We Can Do Magic: Transforming an Abstract Network Visualization into a London Tube Map

By Michael J. Stamper, M.F.A.
Data Visualization Designer and Consultant for the Arts
Spring – Summer 2018

Once in a while a project comes along that really lets you explore the creative side of data visualization and design. When this project came across my desk, the client’s first request was to take a simple dataset consisting of 21 colleagues (all from the same department) here at Virginia Tech, and visualize each individual’s connections to each other through their contributions to a defined set of shared tasks (first image below). Visualizing this kind of network is easy, and can be done using Gephi, a freeware network visualization program, that is described as “the Photoshop™ of network visualization.”

To get started, the initial data set was cleaned, organized, and formatted to be rendered by Gephi. After a few built-in algorithmic applications, manual stretches, color adjustments, node size tweaks, and renders, I had my first few drafts of a visualization that I could send over to my clients for review and feedback before the process was started all over again to get a more refined visualization. In my experience, a visualization is usually not completely refined and as good as it can be without a few iterations and adjustments…there’s a design process involved in creating these that goes beyond the initial request for a simple visualization, that we see in subsequent figures.

You can see the first draft (render) of this abstract network on the right. It’s very basic. The network is there, colors indicating a loose degree of a “Betweeness Centrality” algorithm that I applied (and manually adjusted for clarity), node size is there indicating number of connections to colleagues, and edges (the lines connecting nodes) have a weight assigned to them by the number of tasks between individuals.

The figure to the right, displays the individuals as they were in alphabetical order. This layout is simply showing us the range of node sizes, which as I mentioned before is based on number of connections to colleagues – not tasks. Basing the size on tasks would give us a result where some individuals with few connections to colleagues, would have a large node, which would give us a false visual reading, where these individuals seem more important than the individuals with many connections to colleagues. The parentheses after names indicate (#number of connections to colleagues) and (# of tasks).

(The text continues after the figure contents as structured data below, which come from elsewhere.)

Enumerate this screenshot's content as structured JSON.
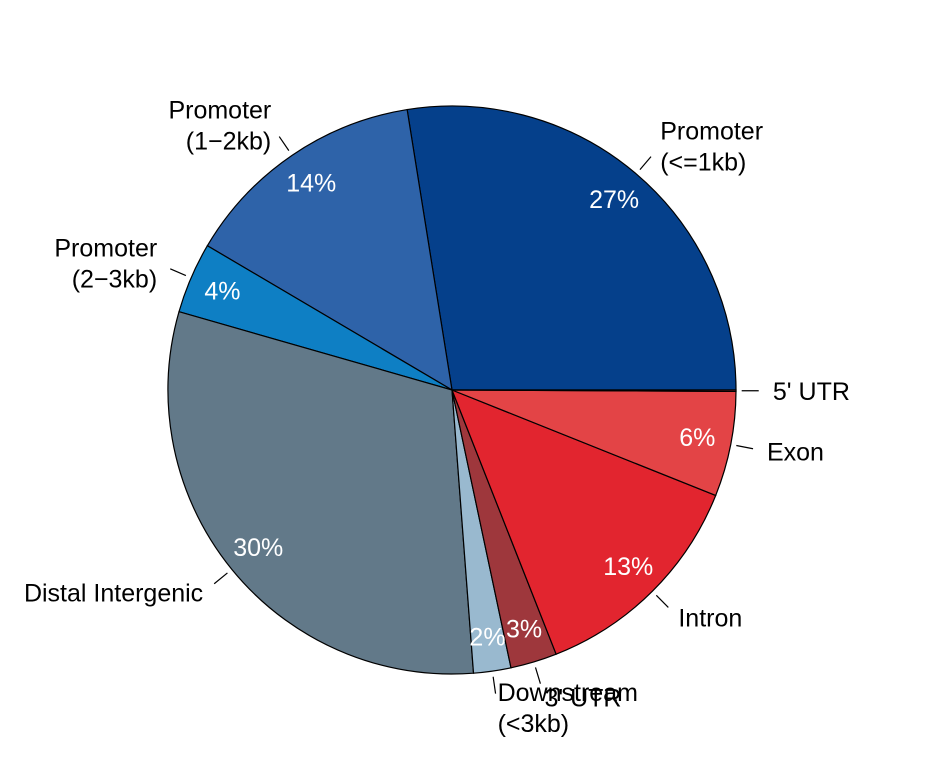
{
  "chart_data": {
    "type": "pie",
    "title": "",
    "slices": [
      {
        "name": "Promoter (<=1kb)",
        "label_lines": [
          "Promoter",
          "(<=1kb)"
        ],
        "value": 27.36,
        "pct_label": "27%",
        "color": "#05408B"
      },
      {
        "name": "Promoter (1-2kb)",
        "label_lines": [
          "Promoter",
          "(1−2kb)"
        ],
        "value": 13.91,
        "pct_label": "14%",
        "color": "#2E63A9"
      },
      {
        "name": "Promoter (2-3kb)",
        "label_lines": [
          "Promoter",
          "(2−3kb)"
        ],
        "value": 4.01,
        "pct_label": "4%",
        "color": "#0E7FC4"
      },
      {
        "name": "Distal Intergenic",
        "label_lines": [
          "Distal Intergenic"
        ],
        "value": 30.47,
        "pct_label": "30%",
        "color": "#627989"
      },
      {
        "name": "Downstream (<3kb)",
        "label_lines": [
          "Downstream",
          "(<3kb)"
        ],
        "value": 2.11,
        "pct_label": "2%",
        "color": "#99B9CF"
      },
      {
        "name": "3' UTR",
        "label_lines": [
          "3' UTR"
        ],
        "value": 2.63,
        "pct_label": "3%",
        "color": "#9E373C"
      },
      {
        "name": "Intron",
        "label_lines": [
          "Intron"
        ],
        "value": 12.89,
        "pct_label": "13%",
        "color": "#E2252F"
      },
      {
        "name": "Exon",
        "label_lines": [
          "Exon"
        ],
        "value": 5.94,
        "pct_label": "6%",
        "color": "#E34446"
      },
      {
        "name": "5' UTR",
        "label_lines": [
          "5' UTR"
        ],
        "value": 0.08,
        "pct_label": "",
        "color": "#C23A3D"
      }
    ]
  }
}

A quick note about the labeling of tasks. Remember, there are five tasks; 1, 2, 3, 4, 5. You’ll see that the labels on the edges are not separated by commas. The reason behind this is because a comma separated value (CSV) file was used to render the edges and nodes in Gephi. If the label column had numerals separated by commas, then Gephi would get confused and create a visualization based off of all those numbers being separated edges, instead of assigned to a single edge, as seen here. This isn’t a problem to fix, in post processing using Adobe Illustrator™. You’ll also notice that nodes say “Person” now, instead of a name…they have names, but for this article, they need to be anonymized. You don’t need to see them anyway…this article is about visualization and design. 🙂

After this first render, my clients expressed that perhaps the straight Gephi visualization was still not as clear as they’d like, and that they were open to suggestions on how to refine it, be more engaging, and easier to use when communicating their work to their colleagues. I’ve always wanted to do a London Tube map-style visualization and this was the perfect opportunity to take my love for graphic, information, and transportation design (and London!) and apply them to a somewhat small network visualization.

I presented this concept to my clients, who were excited about the prospect and approved, so I got on my way and started researching how to transform my Gephi renders into a Tube Map, which you can see the successful results of right here.

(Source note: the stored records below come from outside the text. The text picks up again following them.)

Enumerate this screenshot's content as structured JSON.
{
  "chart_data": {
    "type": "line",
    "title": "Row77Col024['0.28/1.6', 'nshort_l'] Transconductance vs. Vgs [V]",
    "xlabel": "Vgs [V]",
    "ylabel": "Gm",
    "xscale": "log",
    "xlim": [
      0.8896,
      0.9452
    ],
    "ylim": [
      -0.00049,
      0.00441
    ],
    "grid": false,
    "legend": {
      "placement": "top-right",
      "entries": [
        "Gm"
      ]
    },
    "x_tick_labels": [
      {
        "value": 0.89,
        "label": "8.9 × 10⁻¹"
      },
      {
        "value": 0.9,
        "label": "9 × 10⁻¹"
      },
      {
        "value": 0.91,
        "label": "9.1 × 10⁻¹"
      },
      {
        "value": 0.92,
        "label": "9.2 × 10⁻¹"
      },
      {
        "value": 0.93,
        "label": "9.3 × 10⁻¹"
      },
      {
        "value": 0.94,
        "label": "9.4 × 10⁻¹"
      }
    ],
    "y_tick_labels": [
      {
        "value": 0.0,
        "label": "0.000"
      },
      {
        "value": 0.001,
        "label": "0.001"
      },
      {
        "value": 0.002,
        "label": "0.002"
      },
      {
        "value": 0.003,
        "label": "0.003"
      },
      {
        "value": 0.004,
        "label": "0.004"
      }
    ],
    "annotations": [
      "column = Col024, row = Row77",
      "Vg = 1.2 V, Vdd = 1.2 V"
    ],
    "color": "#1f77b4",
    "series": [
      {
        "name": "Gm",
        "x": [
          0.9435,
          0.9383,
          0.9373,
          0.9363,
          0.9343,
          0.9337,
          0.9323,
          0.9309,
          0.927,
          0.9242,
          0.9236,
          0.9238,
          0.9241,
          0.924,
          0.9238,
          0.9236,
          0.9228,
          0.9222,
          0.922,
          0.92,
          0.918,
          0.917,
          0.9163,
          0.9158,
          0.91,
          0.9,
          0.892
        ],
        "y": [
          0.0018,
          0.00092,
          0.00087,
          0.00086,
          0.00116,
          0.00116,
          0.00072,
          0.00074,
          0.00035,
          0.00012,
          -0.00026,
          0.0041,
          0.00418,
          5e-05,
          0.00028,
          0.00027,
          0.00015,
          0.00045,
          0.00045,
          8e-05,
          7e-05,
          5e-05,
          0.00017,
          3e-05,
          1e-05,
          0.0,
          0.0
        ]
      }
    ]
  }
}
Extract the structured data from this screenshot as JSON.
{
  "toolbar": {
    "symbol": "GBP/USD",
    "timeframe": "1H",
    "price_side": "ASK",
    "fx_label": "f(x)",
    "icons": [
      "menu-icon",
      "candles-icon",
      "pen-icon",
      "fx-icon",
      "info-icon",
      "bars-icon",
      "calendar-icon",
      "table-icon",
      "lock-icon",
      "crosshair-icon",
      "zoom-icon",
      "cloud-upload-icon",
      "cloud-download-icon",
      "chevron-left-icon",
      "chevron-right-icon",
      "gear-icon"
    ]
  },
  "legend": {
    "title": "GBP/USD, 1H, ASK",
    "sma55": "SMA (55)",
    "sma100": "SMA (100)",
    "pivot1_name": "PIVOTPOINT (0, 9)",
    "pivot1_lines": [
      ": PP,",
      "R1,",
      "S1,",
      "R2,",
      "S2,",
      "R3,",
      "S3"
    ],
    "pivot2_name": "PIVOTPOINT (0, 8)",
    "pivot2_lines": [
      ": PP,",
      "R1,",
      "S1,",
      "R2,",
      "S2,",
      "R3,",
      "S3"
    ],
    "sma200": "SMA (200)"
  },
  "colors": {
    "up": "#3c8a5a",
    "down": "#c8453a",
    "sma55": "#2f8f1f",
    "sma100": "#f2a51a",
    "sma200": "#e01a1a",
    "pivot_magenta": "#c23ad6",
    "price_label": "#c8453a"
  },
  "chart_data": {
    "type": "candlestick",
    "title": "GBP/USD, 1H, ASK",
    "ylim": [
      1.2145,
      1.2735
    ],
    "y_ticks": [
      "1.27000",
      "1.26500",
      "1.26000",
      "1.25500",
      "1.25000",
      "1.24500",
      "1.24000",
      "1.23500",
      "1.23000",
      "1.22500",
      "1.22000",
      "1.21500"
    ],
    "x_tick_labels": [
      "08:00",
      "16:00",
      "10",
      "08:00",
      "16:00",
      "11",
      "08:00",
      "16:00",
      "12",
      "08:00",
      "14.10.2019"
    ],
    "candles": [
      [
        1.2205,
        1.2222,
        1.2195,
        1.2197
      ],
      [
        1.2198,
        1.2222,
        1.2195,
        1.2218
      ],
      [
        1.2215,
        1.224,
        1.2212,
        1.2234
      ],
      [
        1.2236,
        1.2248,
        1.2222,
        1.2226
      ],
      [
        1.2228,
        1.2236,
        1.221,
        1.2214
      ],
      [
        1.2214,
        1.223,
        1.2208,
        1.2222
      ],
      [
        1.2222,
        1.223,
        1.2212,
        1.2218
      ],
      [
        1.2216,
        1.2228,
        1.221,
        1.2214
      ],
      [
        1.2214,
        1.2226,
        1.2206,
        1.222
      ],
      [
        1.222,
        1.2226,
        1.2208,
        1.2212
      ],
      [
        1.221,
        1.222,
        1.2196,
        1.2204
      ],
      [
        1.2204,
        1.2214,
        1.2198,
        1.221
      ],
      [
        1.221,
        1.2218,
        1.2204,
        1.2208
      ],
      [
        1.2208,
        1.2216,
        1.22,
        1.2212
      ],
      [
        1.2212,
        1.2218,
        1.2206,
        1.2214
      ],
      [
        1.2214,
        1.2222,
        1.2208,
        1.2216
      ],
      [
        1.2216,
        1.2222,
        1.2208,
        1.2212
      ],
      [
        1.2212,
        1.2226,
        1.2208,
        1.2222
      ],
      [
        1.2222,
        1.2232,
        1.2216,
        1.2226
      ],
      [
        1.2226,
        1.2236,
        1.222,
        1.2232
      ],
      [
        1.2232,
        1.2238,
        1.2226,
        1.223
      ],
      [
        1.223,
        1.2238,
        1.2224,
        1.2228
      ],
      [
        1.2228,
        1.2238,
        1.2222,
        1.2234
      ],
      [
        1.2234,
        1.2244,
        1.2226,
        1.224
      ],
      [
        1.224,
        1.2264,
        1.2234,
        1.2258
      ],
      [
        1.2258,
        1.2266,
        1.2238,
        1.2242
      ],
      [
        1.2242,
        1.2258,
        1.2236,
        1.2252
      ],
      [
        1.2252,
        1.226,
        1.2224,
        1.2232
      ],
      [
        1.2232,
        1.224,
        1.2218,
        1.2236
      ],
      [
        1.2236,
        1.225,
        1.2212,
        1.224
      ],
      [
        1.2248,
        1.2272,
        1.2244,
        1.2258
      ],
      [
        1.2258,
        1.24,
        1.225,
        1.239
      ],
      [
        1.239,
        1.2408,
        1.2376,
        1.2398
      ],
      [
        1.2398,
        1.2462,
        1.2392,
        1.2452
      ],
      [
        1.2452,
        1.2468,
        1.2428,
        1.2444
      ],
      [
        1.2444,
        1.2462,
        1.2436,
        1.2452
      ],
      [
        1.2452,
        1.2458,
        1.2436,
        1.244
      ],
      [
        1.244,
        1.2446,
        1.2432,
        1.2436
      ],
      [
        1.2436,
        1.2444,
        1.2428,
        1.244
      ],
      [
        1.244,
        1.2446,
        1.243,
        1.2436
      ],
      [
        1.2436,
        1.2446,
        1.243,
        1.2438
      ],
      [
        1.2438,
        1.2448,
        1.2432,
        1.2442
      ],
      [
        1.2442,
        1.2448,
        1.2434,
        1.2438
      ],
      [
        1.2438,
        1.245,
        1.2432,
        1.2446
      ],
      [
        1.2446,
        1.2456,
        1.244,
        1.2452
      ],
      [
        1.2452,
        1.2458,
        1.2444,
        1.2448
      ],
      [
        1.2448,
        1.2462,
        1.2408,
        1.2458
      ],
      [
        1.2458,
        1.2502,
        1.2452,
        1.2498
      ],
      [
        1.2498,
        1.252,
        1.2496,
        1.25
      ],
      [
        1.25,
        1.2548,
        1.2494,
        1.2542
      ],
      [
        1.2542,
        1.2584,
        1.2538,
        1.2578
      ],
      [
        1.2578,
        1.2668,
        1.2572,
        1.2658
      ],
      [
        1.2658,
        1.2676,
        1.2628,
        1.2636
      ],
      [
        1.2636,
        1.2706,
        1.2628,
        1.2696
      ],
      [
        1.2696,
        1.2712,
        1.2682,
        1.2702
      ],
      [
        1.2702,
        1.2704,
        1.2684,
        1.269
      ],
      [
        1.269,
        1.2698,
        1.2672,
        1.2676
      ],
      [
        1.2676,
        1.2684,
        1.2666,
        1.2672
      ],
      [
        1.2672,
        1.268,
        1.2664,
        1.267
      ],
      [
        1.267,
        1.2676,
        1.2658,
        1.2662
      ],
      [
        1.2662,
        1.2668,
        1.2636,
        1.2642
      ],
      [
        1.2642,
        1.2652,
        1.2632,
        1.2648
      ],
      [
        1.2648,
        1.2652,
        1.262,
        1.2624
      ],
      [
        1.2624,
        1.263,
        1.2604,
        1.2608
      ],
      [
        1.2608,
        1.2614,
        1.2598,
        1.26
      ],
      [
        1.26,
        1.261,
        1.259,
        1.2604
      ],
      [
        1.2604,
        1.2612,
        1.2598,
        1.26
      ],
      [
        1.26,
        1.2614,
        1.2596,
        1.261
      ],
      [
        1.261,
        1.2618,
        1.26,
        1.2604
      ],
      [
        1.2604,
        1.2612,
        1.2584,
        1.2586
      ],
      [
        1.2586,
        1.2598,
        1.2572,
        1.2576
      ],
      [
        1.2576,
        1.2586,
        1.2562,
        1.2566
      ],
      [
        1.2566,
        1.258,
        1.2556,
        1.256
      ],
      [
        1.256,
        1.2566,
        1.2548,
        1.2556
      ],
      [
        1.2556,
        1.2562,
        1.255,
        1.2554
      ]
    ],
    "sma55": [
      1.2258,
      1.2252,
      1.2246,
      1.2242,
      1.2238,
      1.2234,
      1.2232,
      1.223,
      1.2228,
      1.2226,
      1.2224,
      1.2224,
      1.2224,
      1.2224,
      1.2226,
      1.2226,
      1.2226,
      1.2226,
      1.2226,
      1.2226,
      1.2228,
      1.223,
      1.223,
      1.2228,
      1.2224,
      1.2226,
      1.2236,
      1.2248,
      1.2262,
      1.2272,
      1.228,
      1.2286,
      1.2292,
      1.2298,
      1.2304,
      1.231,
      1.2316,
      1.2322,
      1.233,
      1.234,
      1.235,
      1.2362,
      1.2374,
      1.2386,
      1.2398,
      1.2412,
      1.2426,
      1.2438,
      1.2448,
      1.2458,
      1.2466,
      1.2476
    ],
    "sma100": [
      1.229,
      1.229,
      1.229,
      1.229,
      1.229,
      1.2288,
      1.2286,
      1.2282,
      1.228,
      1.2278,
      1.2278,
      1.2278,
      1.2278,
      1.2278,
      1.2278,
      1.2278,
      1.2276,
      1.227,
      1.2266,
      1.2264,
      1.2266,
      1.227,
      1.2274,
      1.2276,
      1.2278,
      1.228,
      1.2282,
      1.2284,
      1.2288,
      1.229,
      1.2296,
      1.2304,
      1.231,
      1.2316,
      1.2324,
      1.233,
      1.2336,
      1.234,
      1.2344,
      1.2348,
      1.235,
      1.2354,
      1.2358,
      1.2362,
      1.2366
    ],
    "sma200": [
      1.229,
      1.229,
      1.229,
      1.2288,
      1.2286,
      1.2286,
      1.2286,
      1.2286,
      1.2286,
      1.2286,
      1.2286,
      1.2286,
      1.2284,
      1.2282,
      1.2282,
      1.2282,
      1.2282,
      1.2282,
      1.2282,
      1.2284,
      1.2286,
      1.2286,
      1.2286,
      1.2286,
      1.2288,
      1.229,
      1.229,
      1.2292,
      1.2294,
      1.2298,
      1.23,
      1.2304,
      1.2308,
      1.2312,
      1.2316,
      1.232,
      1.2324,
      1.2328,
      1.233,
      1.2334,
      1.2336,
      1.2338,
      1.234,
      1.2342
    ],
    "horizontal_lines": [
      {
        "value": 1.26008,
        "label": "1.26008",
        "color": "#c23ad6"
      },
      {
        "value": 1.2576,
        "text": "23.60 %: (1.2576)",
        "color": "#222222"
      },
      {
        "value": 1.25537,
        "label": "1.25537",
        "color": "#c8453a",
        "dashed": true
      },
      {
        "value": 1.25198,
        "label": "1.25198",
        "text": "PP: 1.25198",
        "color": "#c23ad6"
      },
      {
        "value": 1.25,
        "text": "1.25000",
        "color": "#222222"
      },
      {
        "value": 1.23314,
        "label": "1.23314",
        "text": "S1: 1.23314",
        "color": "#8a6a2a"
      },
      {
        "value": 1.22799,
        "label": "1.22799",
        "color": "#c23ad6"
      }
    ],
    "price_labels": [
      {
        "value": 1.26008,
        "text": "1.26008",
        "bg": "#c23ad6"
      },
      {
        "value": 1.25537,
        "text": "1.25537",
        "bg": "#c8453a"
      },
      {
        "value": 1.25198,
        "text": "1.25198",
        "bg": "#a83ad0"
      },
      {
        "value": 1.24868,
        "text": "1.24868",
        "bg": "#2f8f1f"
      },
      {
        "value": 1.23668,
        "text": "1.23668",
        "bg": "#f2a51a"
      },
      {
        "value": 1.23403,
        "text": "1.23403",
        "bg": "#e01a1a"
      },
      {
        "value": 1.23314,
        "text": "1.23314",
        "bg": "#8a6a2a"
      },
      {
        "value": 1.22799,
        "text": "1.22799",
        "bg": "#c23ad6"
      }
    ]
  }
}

Comparing the Gephi render with the Tube Map visualization, you’ll notice that node size is still used, tasks have been separated into their own lines (multiple tasks making up for the lost width in the Gephi render), and the visualization has been flattened, so it’s easier for users to see, trace, and engage with the visualization. Plus, it looks really cool, and made my clients very happy!

With this article, we’re seeing the transformation of raw data into a simple (although abstract) network visualization with the intersection of art, and graphic and interaction design. A place where I find most the work I do landing when it comes across my desk.

I’m always open, if you, your colleagues, or students would like to discuss any aspect of data visualization and design for your own data.

Thanks for reading!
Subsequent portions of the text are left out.